During my endless argument with the reviewer on Twitter tonight, she accidentally admitted that my assessment of her review was correct. Her complaint was that my female characters were “just beautiful” and nothing else. That’s so off-base that it’s laughable.

One is a Southern Baptist from North Carolina, who carries inside her a secret that has causes her to engage in utterly self-destructive behavior. The other female character is a graphic designer who despises the protagonist for no reason he can determine. She spends all her time torturing him.

What happened was I drew a reviewer who felt she had to punish me for “objectifying women,” and she did so by giving me a lukewarm review. After our debate tonight, there’s no question.

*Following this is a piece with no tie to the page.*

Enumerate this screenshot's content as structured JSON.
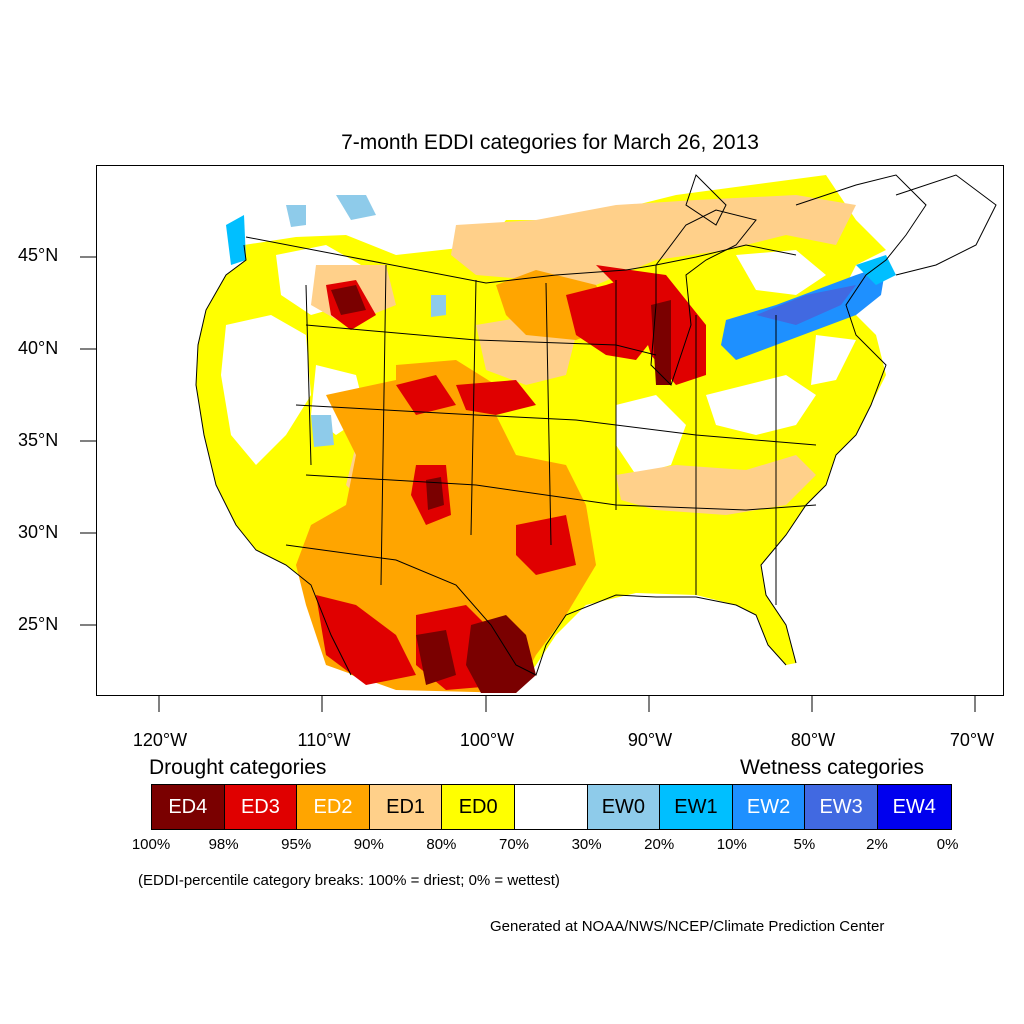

The reviewer also said that in Chasing the Last Whale, the male protagonist’s “turns as a ladies’ man are never wholly believable.” Well, here are some of the women I’ve dated, beginning with “Lola.”

“Sophie.”

“Nakamura.”

And “Carmen,” the Cardinal Ghost.

Beautiful women actually exist, and sometimes they’re attracted to fat, insecure, troubled, damaged men. If such horrific obscenity takes place in real life, why can’t I put it in my fiction?

There is no answer. Or, as my father liked to say, “Because that’s the way it is.”

Angler fish have always fascinated me. The male is this miniature twerp that bites into the female when they mate.

angler_fish

He gets his nutrients from her bloodstream. Eventually her skin grows over him. It’s called sexual parasitism. He’s just an afterthought whose only purpose is to fertilize her while SHE does all the important things in life.

They make a lovely couple, don’t they?